Monday, 30 March 2009

Familiar words

It is the season for private Holy Communions...the appointment cards went out a couple of weeks ago and now two or three people each day will have this important service in their home where they've become "shut in" for most of the time. It is a great privilege to be so closely with someone as they receive the bread and wine.
One of the very interesting aspects is the effect that the familiar words have. For those whose memory is slipping the traditional service brings back long forgotten phrases and stories from their past. The service is sometimes punctuated with tales of family or church. But the prayers and the words of comfort clearly work at a very deep level. "That's an old one" was the comment that came with the "Amen" as I prayed "Almighty God, to whom all hearts are open..."
Year after year of attending church and using the same phrases has created a reservoir of prayer into which we can tap... Maybe it isn't often seen at surface level... Maybe it requires the liturgy to trigger the memories... But it is there. And the spirituality that it represents is real and important.
What of the future? What of the young people who drop in to church once or twice every month or two?

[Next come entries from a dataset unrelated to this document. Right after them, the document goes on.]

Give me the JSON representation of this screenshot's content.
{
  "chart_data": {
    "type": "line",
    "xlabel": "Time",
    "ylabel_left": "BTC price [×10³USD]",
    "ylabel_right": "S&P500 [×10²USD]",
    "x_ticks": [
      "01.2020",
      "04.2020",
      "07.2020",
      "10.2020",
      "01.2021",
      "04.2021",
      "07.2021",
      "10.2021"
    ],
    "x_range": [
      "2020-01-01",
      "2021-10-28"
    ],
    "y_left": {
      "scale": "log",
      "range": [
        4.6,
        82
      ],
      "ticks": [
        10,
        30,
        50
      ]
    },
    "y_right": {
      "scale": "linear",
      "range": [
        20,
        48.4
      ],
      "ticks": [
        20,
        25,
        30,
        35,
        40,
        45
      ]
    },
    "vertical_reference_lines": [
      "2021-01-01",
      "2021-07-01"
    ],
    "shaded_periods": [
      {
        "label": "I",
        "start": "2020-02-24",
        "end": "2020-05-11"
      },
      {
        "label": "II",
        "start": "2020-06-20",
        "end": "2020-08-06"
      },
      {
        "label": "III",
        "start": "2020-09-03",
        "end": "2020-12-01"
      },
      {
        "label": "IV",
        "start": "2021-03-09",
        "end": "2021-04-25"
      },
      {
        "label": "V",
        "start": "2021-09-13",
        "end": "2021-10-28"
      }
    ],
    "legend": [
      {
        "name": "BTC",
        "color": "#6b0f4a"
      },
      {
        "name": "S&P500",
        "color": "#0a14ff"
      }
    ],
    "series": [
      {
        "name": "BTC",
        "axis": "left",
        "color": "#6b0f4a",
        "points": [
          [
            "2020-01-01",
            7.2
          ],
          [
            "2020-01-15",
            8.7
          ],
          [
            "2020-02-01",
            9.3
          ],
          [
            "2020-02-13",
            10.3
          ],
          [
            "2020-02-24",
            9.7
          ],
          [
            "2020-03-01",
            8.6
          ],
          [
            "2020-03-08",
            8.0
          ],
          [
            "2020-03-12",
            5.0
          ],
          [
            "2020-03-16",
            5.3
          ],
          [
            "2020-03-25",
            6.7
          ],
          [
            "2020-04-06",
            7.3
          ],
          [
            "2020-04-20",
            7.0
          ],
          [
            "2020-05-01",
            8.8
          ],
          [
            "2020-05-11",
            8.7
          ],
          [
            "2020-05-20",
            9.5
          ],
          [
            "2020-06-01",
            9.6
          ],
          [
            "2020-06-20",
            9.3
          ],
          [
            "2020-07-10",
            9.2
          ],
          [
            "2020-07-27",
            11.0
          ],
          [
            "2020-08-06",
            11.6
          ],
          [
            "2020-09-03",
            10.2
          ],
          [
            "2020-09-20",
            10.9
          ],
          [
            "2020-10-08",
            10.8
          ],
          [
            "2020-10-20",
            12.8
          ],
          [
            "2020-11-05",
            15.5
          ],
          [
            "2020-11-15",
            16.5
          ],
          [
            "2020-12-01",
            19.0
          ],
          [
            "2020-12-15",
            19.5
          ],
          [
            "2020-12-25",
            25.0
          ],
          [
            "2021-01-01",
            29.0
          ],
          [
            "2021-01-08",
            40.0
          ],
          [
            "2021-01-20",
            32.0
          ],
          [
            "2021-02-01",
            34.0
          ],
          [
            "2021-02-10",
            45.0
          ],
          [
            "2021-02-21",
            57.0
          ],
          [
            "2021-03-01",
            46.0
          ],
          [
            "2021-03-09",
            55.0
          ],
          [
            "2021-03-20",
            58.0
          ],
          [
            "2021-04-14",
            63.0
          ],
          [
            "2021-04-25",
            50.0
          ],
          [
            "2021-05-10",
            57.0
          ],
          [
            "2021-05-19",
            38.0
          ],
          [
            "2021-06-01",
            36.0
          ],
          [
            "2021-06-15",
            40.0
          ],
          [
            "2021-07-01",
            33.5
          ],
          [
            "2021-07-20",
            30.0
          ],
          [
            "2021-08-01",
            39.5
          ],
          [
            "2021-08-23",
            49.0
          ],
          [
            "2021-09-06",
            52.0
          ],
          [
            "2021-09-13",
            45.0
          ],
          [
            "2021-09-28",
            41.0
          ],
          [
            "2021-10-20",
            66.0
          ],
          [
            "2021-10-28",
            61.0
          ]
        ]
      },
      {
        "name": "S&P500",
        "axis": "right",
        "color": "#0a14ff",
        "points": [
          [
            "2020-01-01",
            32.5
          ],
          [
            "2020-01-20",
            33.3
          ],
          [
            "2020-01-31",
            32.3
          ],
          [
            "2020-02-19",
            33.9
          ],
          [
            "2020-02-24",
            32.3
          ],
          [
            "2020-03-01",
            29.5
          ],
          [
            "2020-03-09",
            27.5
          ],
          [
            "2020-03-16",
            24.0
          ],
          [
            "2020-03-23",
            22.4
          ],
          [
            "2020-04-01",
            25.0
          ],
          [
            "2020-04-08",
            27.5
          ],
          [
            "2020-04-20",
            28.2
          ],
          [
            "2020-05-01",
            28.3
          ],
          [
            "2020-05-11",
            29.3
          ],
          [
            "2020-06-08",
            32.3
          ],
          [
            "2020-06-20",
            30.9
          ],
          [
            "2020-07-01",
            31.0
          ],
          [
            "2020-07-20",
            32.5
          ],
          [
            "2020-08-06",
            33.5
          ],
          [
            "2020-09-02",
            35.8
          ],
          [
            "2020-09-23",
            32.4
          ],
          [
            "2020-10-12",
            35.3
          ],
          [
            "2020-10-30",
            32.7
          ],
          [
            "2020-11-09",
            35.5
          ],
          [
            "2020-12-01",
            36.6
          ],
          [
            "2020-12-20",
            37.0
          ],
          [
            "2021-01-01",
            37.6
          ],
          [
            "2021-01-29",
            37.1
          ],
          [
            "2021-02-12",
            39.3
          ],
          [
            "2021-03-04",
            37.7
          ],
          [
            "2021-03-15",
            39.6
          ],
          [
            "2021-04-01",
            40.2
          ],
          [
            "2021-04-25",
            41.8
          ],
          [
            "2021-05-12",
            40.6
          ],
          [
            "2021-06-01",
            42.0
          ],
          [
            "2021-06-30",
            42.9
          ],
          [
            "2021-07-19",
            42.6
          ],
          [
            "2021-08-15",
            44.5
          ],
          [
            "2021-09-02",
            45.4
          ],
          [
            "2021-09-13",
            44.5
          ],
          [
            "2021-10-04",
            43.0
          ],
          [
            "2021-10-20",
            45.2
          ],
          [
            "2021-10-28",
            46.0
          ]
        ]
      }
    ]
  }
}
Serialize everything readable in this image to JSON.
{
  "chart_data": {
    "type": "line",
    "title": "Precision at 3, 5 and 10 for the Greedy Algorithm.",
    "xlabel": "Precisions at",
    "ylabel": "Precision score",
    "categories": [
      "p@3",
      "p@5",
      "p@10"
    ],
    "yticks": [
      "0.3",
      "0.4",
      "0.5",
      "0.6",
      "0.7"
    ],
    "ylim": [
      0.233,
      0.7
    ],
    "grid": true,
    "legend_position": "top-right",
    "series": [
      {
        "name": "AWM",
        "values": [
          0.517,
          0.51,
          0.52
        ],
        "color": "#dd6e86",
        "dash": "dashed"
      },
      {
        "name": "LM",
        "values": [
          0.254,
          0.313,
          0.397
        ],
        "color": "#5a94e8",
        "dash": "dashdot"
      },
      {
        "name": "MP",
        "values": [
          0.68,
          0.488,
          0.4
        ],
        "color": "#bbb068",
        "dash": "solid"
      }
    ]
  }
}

What of their parents who are seldom seen in church at all? What of the children who are never brought into the fellowship? Will they have the same reservoir on which to draw when they reach their 80s and 90s? Perhaps The Lord's Prayer...but...what else? How will their adult spiritual lives be nourished if they lose their sight or their hearing...will they be able to recall words of prayers or hymns to encourage and strengthen?
Lines of hymns and psalms, passages of scripture, prayers from the liturgy all create a great fund of spiritual reserves that will be lost to many of the present generation of church members... Familiar words have a place among all the variety of liturgies and songs. We need both - one to build up reserves, the other to stretch our thinking.


Ian Poulton said...

As you know, I'm very far from being a BCP/KJV man, but I do feel that Sixteenth Century English, set the words apart from everyday conversation and made them more memorable. I still use Coverdale's words when I am reading psalms to older people - a very battered copy of the 1928 English Prayer Book has also some nice prayers in it

Rev Elizabeth said...

Yes...the home communion I use for older people is always the traditional one - hadn't thought about the psalms though...I have a very battered 1928 as well - must hunt it out.